Rebooting cluster results in completely unusable cluster.

loft-sh / loft

Namespace & Virtual Cluster Manager for Kubernetes - Lightweight Virtual Clusters, Self-Service Provisioning for Engineers and 70% Cost Savings with Sleep Mode

https://loft.sh/docs/introduction

Other

738 stars 65 forks source link

Rebooting cluster results in completely unusable cluster. #165

Closed withinboredom closed 1 year ago

withinboredom commented 2 years ago

I installed Loft on a single node, bare metal, cluster. It's using Longhorn to supply PV's, just like the production cluster. The node was rebooted for security patches, and when it came back up, the node never recovered.

After discovering that Longhorn wasn't coming up, I learned that it was failing to connect to loft's proxy which couldn't come up due to loft being unable to get access to it's PVs. It seems there is a chicken-and-egg type problem here.

Do you have any suggestions or best-practices to ensure clusters that suffer catastrophic failures (all nodes going down) can come back up without loft being available yet?

FabianKramm commented 2 years ago

@withinboredom thanks for creating this issue! Could you specify the full error log why longhorn cannot come up? Why is it connecting to loft's proxy? Loft does not need access to any PV's since it stores its cluster state as CRDs, so would be great if you could post any loft relevant information why Loft couldn't come up.

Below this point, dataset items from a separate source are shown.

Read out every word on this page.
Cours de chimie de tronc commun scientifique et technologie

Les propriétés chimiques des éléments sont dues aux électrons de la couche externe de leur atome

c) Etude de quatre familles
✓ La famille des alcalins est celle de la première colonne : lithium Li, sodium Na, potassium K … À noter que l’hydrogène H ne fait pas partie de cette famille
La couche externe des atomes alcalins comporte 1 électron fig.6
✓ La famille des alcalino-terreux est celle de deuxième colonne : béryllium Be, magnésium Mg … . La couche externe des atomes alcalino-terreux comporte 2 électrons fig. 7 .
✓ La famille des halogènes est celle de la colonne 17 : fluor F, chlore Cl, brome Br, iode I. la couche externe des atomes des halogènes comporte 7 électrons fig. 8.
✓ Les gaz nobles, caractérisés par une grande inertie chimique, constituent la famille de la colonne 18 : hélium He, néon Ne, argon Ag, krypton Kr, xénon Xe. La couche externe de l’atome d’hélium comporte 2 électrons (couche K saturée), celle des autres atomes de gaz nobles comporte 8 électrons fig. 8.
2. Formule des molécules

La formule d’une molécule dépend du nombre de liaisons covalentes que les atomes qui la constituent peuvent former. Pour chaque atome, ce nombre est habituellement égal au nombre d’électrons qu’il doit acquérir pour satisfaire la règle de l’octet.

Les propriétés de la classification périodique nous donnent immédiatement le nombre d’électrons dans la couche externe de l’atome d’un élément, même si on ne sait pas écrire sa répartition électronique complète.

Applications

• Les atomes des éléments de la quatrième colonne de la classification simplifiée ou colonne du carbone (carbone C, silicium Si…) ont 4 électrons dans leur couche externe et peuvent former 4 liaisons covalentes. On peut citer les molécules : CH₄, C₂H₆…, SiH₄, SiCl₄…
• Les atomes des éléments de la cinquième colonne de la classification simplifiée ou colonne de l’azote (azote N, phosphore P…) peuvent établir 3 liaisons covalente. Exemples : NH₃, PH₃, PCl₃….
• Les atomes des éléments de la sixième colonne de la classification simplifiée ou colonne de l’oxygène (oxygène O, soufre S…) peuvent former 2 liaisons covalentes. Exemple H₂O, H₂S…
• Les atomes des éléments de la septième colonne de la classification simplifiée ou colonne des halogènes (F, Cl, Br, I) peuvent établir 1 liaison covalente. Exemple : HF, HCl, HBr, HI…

FabianKramm commented 2 years ago

In general the problematic loft parts are its webhooks and apiservices, which you could just delete after failure recovery as they will be recreated by loft anyways on successful restart.

Deleting the webhooks and apiservices can be done via:

kubectl delete validatingwebhookconfiguration loft loft-agent
kubectl delete apiservices v1.management.loft.sh v1.cluster.loft.sh

withinboredom commented 2 years ago

So, I managed to recreate it. Apparently, we got overzealous and attached "owners" to namespaces. This caused longhorn to fail majestically when loft doesn't come back. Loft wasn't coming up for the same reason, because the loft namespace got an "owner" that it couldn't validate because loft was down.

Basically, just make the loft namespace have the admin team as an owner, then stop the loft pods. Loft won't come back.

Edit to add: your commands above rectify the issue.

FabianKramm commented 2 years ago

@withinboredom thanks for the information! With owners you mean setting the owner in the Loft UI? What was the error then that you experienced? Are there any logs within Loft that show the problem, since this sounds like not wanted behaviour to me?

withinboredom commented 2 years ago

With owners you mean setting the owner in the Loft UI?

Yep, exactly!

What was the error then that you experienced? Are there any logs within Loft that show the problem, since this sounds like not wanted behaviour to me?

Dangit! I forgot to grab the logs again! I'll see if I can dig them up, or just do it again :)

carlmontanari commented 2 years ago

👋 hey @withinboredom I know this was a while ago, but is this still an issue for ya?

carlmontanari commented 1 year ago

going to close this one out for now -- if this is still an issue let us know!